The IEEE has announced its list of medal winners for 2007, and this year’s Richard Hamming medal was awarded to Dr. Abraham Lempel:

For pioneering work in data compression especially the Lempel-Ziv algorithm.


This is a timely award, because it comes on the 30th anniversary of the publication of the first of two seminal papers by Dr. Lempel and Jacob Ziv, his associate at Technion – Israel Institute of Technology.

In 1977 Ziv and Lempel published A Universal Algorithm for Sequential Data Compression, describing what would come to be known as the LZ77 algorithm. In 1978, they followed this with Compression of Individual Sequences via Variable-Rate Coding, which described what came to be known as the LZ78 algorithm.

Both of these algorithms use macro substitution to compress arbitrary data. By replacing a long sequence of bytes with a short macro, compression is achieved. Both algorithms build this library of macros dynamically, adjusting to the input text as it is read. They differ in the way they build the library of macros.

LZ78 was eventually reduced to practice by Terry Welch with the publication of the LZW algorithm, used in UNIX compress, GIF files, and elsewhere. LZ77 provided the core of the deflate algorithm, which is used in the Zip standard, arguably the dominant lossless compression algorithm since it was introduced by PKZIP in 1993.

It would be hard to overstate the impact of these two papers in the world of data compression. While there are other lossless algorithms that can compress as well as LZ77 and LZ78 (e.g. PPM), the two LZ algorithms have won the battle of speed and efficiency almost 20 years. Applications for the algorithms vary from desktop applications to graphics file formats to tape drive controllers. As an example of their influence, Citeseer lists 458 citations for the 1977 paper, and 293 for the 1978 paper.

Dr. Lempel is currently employed by HP, performing and directing research at HP Labs in Israel. He was kind enough to answer a few questions for this article.

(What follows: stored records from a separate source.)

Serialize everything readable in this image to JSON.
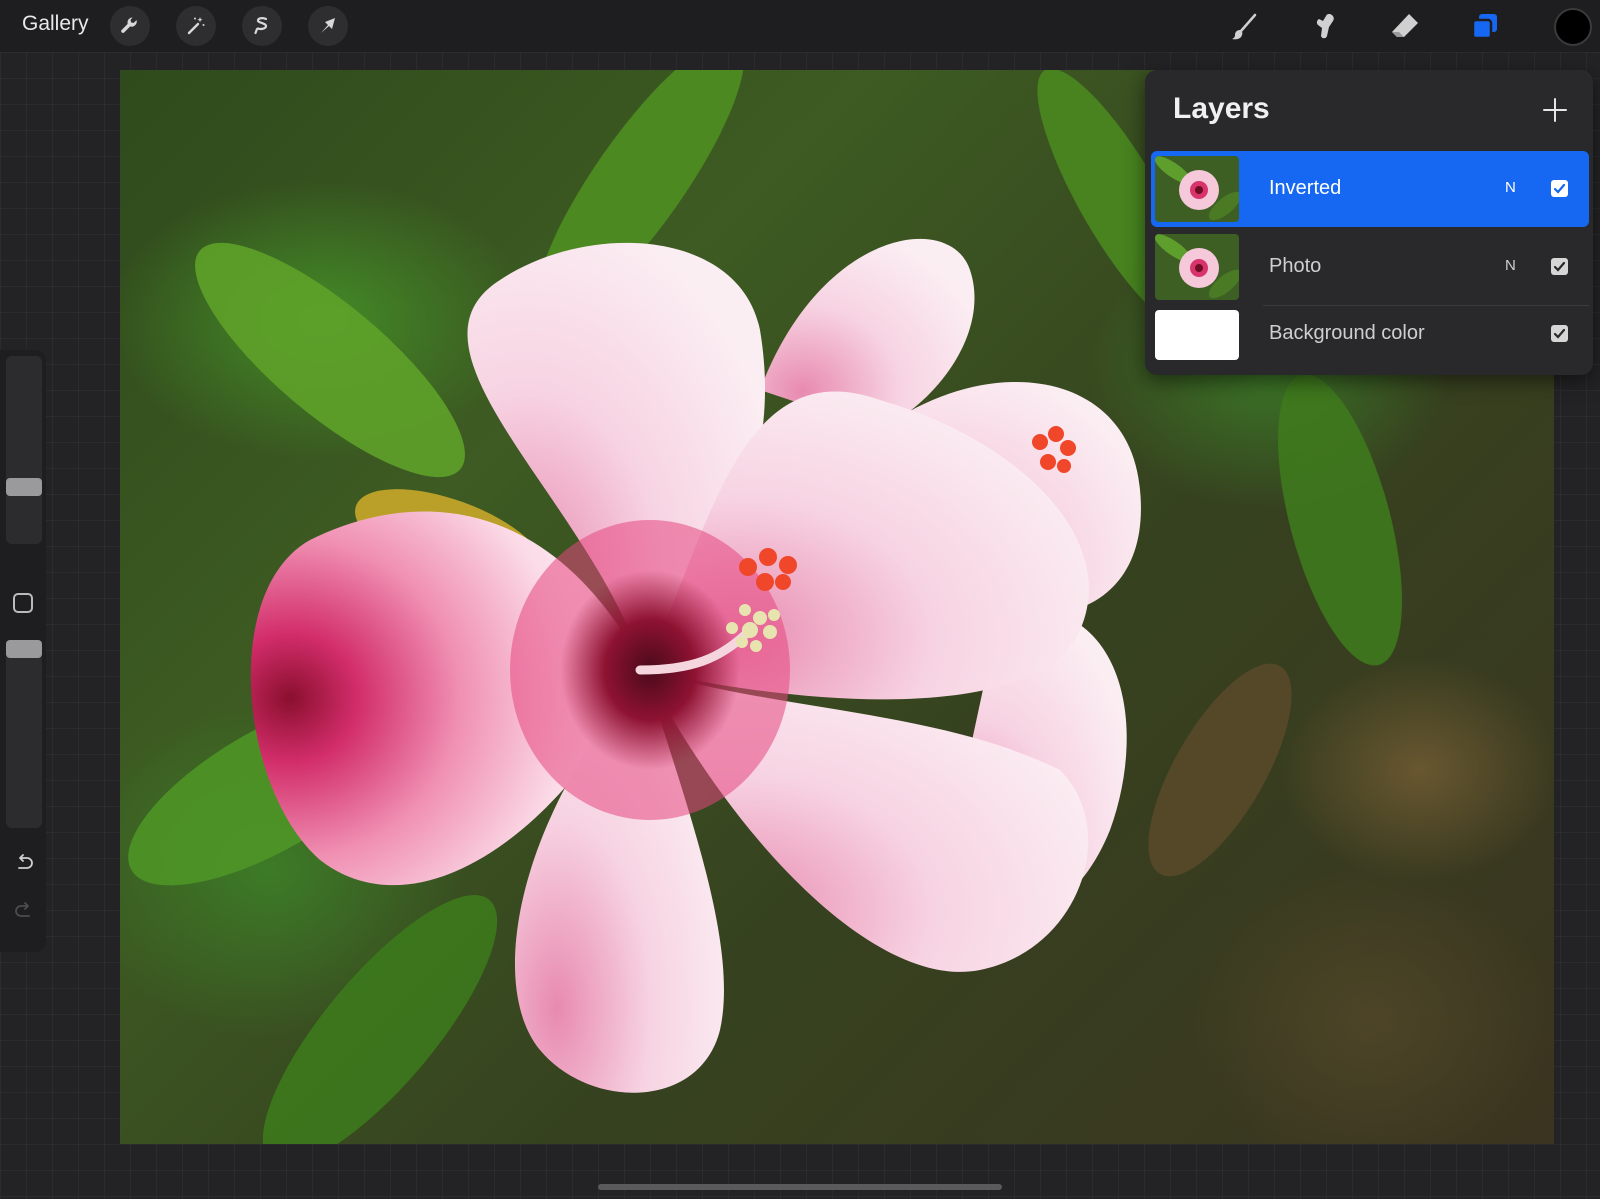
{
  "toolbar": {
    "gallery_label": "Gallery",
    "left_tools": [
      "wrench-icon",
      "magic-wand-icon",
      "selection-icon",
      "transform-arrow-icon"
    ],
    "right_tools": [
      "brush-icon",
      "smudge-icon",
      "eraser-icon",
      "layers-icon"
    ],
    "active_tool": "layers-icon",
    "current_color": "#000000",
    "accent_color": "#1668f2"
  },
  "layers_panel": {
    "title": "Layers",
    "add_icon": "plus-icon",
    "layers": [
      {
        "name": "Inverted",
        "blend_mode": "N",
        "visible": true,
        "active": true
      },
      {
        "name": "Photo",
        "blend_mode": "N",
        "visible": true,
        "active": false
      },
      {
        "name": "Background color",
        "blend_mode": "",
        "visible": true,
        "active": false
      }
    ]
  },
  "sidebar": {
    "brush_size_level": 0.28,
    "opacity_level": 1.0,
    "modify_icon": "square-modify-icon",
    "undo_icon": "undo-icon",
    "redo_icon": "redo-icon"
  },
  "canvas": {
    "subject": "pink-hibiscus-flower"
  }
}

Mark Nelson: In 1977 and 1978, you published two now-famous compression papers with Jacob Ziv that provided the background for some of today’s most effective and popular compression algorithms, such as the deflate standard used in Zip-compatible programs. At the time, did you imagine that your work would be so broadly used 30 years later?

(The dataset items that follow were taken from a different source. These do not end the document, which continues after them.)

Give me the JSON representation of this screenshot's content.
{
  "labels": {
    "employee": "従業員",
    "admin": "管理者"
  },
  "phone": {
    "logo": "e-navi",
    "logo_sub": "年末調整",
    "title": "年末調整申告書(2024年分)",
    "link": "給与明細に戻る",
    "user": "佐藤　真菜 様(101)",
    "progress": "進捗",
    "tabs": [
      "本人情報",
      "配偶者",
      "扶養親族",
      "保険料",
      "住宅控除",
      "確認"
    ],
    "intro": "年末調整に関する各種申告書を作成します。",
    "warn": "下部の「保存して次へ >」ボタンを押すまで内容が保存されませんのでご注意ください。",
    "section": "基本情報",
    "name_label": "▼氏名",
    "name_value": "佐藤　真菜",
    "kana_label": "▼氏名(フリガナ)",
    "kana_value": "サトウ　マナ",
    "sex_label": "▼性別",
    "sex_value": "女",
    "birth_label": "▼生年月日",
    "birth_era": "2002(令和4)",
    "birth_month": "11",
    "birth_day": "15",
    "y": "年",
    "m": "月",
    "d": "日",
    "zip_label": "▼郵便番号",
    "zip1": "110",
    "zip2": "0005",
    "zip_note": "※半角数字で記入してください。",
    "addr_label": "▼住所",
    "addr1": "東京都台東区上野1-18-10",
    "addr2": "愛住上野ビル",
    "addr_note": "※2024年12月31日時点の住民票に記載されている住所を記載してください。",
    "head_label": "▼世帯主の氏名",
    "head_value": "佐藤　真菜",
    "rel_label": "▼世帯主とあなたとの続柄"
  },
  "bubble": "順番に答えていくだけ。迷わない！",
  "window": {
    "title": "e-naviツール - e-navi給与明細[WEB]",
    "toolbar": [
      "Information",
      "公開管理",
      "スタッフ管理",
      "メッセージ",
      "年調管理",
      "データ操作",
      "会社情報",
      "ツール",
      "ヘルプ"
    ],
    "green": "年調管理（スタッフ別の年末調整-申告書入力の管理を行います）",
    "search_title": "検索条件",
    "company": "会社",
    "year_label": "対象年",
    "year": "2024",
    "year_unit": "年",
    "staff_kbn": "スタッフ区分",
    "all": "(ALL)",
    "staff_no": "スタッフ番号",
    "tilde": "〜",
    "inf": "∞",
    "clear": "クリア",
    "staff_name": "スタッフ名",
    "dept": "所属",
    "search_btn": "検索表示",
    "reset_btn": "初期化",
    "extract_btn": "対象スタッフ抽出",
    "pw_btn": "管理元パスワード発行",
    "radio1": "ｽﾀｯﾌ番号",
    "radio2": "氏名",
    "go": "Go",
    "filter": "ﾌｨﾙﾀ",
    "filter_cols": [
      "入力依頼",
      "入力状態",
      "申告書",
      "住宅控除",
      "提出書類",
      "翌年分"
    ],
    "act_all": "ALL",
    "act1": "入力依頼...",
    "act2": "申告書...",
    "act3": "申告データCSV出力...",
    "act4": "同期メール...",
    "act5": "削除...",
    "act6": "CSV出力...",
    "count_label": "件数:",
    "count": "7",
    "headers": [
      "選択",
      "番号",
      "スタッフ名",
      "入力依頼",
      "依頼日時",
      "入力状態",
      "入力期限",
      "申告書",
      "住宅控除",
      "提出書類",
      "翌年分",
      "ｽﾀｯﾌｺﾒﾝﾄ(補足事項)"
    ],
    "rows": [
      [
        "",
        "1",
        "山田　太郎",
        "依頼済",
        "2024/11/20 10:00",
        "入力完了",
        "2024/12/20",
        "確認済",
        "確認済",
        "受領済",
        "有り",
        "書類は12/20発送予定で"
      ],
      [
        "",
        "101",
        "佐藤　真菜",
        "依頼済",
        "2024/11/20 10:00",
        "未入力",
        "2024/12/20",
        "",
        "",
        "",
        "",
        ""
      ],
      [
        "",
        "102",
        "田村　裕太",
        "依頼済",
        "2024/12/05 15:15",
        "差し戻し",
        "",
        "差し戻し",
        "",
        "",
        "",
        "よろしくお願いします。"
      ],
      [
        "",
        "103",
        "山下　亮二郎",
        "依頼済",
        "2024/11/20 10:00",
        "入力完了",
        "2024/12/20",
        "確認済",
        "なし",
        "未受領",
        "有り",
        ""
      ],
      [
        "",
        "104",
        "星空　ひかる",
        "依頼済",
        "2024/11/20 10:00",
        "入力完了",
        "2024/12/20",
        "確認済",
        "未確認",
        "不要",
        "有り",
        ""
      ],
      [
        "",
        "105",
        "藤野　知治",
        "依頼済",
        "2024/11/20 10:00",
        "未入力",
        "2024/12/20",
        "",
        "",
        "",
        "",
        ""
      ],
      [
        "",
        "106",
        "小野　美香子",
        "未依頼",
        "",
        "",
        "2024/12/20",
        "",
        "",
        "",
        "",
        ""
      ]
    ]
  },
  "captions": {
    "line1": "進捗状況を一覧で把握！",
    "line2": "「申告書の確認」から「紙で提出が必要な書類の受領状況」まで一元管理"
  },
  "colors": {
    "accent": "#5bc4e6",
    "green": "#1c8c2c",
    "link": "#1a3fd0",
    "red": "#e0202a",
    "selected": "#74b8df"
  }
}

Abraham Lempel: We were so excited with the results of our work, that we did not give too much thought to this question at the time. As more and more extensions and versions were published by other researchers, we recognized the seminal nature of this work and viewed our approach to lossless data compression as a long term method.

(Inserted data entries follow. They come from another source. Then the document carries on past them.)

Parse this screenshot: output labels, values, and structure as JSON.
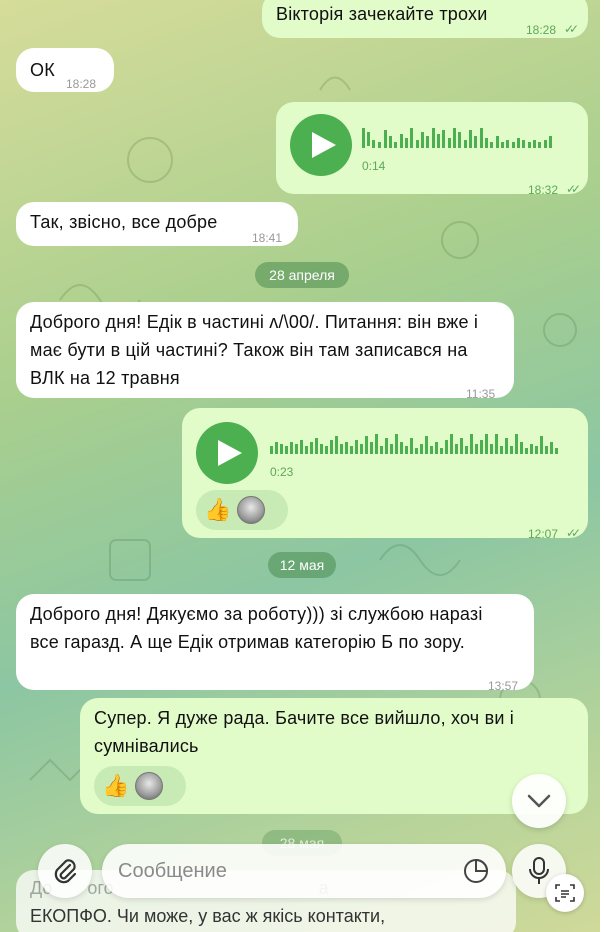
{
  "colors": {
    "incoming_bubble": "#ffffff",
    "outgoing_bubble": "#e1fbc9",
    "accent_green": "#4caf50",
    "time_outgoing": "#5ea85a",
    "time_incoming": "#9a9a9a"
  },
  "messages": [
    {
      "dir": "out",
      "text": "Вікторія зачекайте трохи",
      "time": "18:28"
    },
    {
      "dir": "in",
      "text": "ОК",
      "time": "18:28"
    },
    {
      "dir": "out",
      "type": "voice",
      "duration": "0:14",
      "time": "18:32"
    },
    {
      "dir": "in",
      "text": "Так, звісно, все добре",
      "time": "18:41"
    },
    {
      "dir": "in",
      "text": "Доброго дня! Едік в частині ʌ/\\00/. Питання: він вже і має бути в цій частині? Також він там записався на ВЛК на 12 травня",
      "time": "11:35"
    },
    {
      "dir": "out",
      "type": "voice",
      "duration": "0:23",
      "time": "12:07",
      "reaction_emoji": "👍"
    },
    {
      "dir": "in",
      "text": "Доброго дня! Дякуємо за роботу))) зі службою наразі все гаразд. А ще Едік отримав категорію Б по зору.",
      "time": "13:57"
    },
    {
      "dir": "out",
      "text": "Супер. Я дуже рада. Бачите все вийшло, хоч ви і сумнівались",
      "reaction_emoji": "👍"
    }
  ],
  "dates": [
    "28 апреля",
    "12 мая",
    "28 мая"
  ],
  "peek_text": "ЕКОПФО. Чи може, у вас ж якісь контакти,",
  "peek_top_text": "До       ого                                         а",
  "composer": {
    "placeholder": "Сообщение"
  },
  "icons": {
    "attach": "paperclip-icon",
    "sticker": "sticker-icon",
    "mic": "microphone-icon",
    "scroll": "chevron-down-icon",
    "scan": "text-scan-icon",
    "play": "play-icon",
    "read": "double-check-icon"
  }
}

MN: The papers you published provide a mathematical and theoretical description of universal compressors, but don’t dig into implementation details. Do you have much personal interest in converting theory into practice, or do you get the most satisfaction from the research work that provides the foundation?

AL: Following the publication of 1977 and 1978 papers, we both participated in writing an invention disclosure which included all the details of a preferred embodiment implementation. This was done while I was on sabbatical at Sperry Research, and the 2 granted patents ended up as Sperry, now Unisys, Intellectual Property.

MN: Since your seminal work, I think the most significant advance in lossless compression has been the creation of block-sorting algorithms, as described by Burrows and Wheeler. Do you think there are any revolutionary new techniques on the horizon, or should we just expect minor incremental improvements?

AL: Hard to tell. When we worked on our method, the Huffman algorithm was considered the last word in lossless data compression. Now, the various LZ versions are treated as such. All this is in the context of text compression. I do expect radical progress in lossless image compression, which is a different beast from text.

MN: After a distinguished career at Technion – Israel Institute of Technology and almost 25 years with HP Labs, you’re at a point where many people would be thinking of retiring and slowing down. Is that in your near-term plans?

AL: I do plan to retire in 2008.

It is great to see the IEEE honor Dr. Lempel for his work. It would have been hard to understand how important this was in 1977. Today, with the benefit of 30 years hindsight, it clearly stands out as a masterpiece.